The third link in the pathogenesis of multiple organ failure is apparently the formation of multiple vicious circles, the mutual burdening of which leads to an inevitable fatal outcome. As a rule, the basis of vicious circles are adaptive reactions, which eventually turn into pathological ones. Decompensation of the cardiovascular system, kidneys and (or) the liver is also the cause of the strongest long-term stimulation of the vegetative centers of the brain and the pituitary-adrenal system. The depletion of this system was discovered by us in the study of the pathogenesis of acute adrenal insufficiency in children with severe forms of OCD and meningococcal infection. The relationship between the severity of toxic syndrome and intestinal paresis, as well as the level of toxic substances (eg, PSM, accumulating in toxicoses) and functional deficiency of kidneys and liver has been revealed. Hence, with the advent of functional decompensation of even one organ of the system of detoxification and elimination, a vicious circle of endotoxin formation and further deepening of the pathological process is formed. To a certain extent, the development of polyorganism deficiency resembles a snow avalanche, involving in its movement everything that is on its way. So in the child's body: a failure in the work of one organ in a serious infectious disease affects the work of others, like a collapse.
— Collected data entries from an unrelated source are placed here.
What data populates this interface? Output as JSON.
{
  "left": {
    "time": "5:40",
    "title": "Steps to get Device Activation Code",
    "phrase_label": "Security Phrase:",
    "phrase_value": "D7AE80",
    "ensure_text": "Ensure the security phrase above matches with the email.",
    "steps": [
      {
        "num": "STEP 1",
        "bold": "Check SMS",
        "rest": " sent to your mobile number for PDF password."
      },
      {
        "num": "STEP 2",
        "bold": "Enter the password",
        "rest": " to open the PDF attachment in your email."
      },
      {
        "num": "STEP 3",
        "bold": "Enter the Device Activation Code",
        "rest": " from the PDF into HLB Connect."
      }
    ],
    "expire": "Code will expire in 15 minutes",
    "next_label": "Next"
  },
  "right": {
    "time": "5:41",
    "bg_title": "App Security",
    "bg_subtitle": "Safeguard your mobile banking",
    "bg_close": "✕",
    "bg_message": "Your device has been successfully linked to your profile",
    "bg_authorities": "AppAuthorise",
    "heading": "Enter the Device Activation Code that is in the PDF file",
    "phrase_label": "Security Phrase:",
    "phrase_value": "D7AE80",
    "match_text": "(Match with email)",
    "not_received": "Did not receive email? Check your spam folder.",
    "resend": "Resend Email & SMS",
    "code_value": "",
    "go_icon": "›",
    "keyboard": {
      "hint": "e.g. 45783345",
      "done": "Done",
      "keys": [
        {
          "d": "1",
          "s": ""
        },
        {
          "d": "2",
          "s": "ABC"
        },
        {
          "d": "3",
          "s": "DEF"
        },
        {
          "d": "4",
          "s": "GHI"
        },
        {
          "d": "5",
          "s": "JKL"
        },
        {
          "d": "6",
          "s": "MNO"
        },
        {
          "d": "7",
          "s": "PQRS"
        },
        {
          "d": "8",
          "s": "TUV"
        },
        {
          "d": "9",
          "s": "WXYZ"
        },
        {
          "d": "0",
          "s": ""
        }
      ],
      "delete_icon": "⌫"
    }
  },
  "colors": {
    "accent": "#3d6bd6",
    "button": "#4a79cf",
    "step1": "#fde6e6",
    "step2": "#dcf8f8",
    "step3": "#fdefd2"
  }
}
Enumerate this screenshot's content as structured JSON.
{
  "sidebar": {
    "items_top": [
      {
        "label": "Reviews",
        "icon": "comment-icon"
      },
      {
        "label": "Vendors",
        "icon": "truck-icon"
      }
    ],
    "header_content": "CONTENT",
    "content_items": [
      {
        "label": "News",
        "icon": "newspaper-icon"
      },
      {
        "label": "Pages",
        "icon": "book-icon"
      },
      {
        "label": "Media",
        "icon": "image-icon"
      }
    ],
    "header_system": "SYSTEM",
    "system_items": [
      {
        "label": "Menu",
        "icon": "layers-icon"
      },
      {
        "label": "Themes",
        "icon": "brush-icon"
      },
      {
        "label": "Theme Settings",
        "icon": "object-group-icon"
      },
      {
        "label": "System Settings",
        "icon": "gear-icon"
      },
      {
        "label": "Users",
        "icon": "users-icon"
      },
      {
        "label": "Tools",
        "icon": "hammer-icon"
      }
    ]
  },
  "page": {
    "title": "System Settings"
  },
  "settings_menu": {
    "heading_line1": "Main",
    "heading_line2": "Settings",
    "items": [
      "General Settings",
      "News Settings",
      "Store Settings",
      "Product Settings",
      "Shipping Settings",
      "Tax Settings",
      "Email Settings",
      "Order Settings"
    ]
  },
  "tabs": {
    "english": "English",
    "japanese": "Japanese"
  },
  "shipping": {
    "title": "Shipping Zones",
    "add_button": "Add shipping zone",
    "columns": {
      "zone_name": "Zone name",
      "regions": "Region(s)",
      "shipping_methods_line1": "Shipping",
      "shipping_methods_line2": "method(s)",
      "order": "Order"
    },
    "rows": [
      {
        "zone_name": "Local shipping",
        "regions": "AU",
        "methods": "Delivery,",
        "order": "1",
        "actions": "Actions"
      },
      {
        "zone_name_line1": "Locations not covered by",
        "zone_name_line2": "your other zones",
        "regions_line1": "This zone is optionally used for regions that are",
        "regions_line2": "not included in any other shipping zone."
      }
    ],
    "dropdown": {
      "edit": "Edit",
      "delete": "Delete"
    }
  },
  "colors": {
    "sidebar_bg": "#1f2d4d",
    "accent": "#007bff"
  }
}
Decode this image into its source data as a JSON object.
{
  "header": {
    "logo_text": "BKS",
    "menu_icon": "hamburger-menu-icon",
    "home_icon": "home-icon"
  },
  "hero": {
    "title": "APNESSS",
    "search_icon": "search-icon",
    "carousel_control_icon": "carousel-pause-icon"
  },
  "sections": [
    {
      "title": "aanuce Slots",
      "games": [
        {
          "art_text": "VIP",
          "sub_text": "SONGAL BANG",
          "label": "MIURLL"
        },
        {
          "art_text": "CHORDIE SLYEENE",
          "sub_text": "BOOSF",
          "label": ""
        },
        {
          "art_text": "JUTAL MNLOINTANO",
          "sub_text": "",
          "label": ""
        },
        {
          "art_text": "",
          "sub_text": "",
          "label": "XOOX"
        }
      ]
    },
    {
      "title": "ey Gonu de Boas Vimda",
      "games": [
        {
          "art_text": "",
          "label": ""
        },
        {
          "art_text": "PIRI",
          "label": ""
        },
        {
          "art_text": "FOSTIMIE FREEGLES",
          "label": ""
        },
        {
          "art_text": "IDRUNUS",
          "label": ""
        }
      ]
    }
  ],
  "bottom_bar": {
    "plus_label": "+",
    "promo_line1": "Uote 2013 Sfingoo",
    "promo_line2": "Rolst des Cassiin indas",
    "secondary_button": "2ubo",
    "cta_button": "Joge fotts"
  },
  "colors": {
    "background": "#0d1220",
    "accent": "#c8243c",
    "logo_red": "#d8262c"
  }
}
Treatment of multiple organ failure

Thus, multi-organ failure in children with toxicosis is a self-deepening process, a variant of a vicious circle, the starting point of which most often is acute cardiovascular and renal-hepatic insufficiency. With the occurrence of multiple organ failure, the likelihood of an unfavorable outcome of the disease increases significantly. However, timely diagnosis and the right treatment tactics can reduce the adverse effects of multiple organ failure and prevent the death of the patient.

Multiple organ failure in children with toxicosis requires immediate inclusion in the complex of treatment of methods of functional support of life support systems (IVL, pacemaker, cardiotonic drugs and vasopressors), extracorporeal elimination of toxic substances (plasmapheresis, dialysis, hemofiltration, hemosorption, etc.) detoxification and elimination, which will allow the body to maintain homeostasis on its own.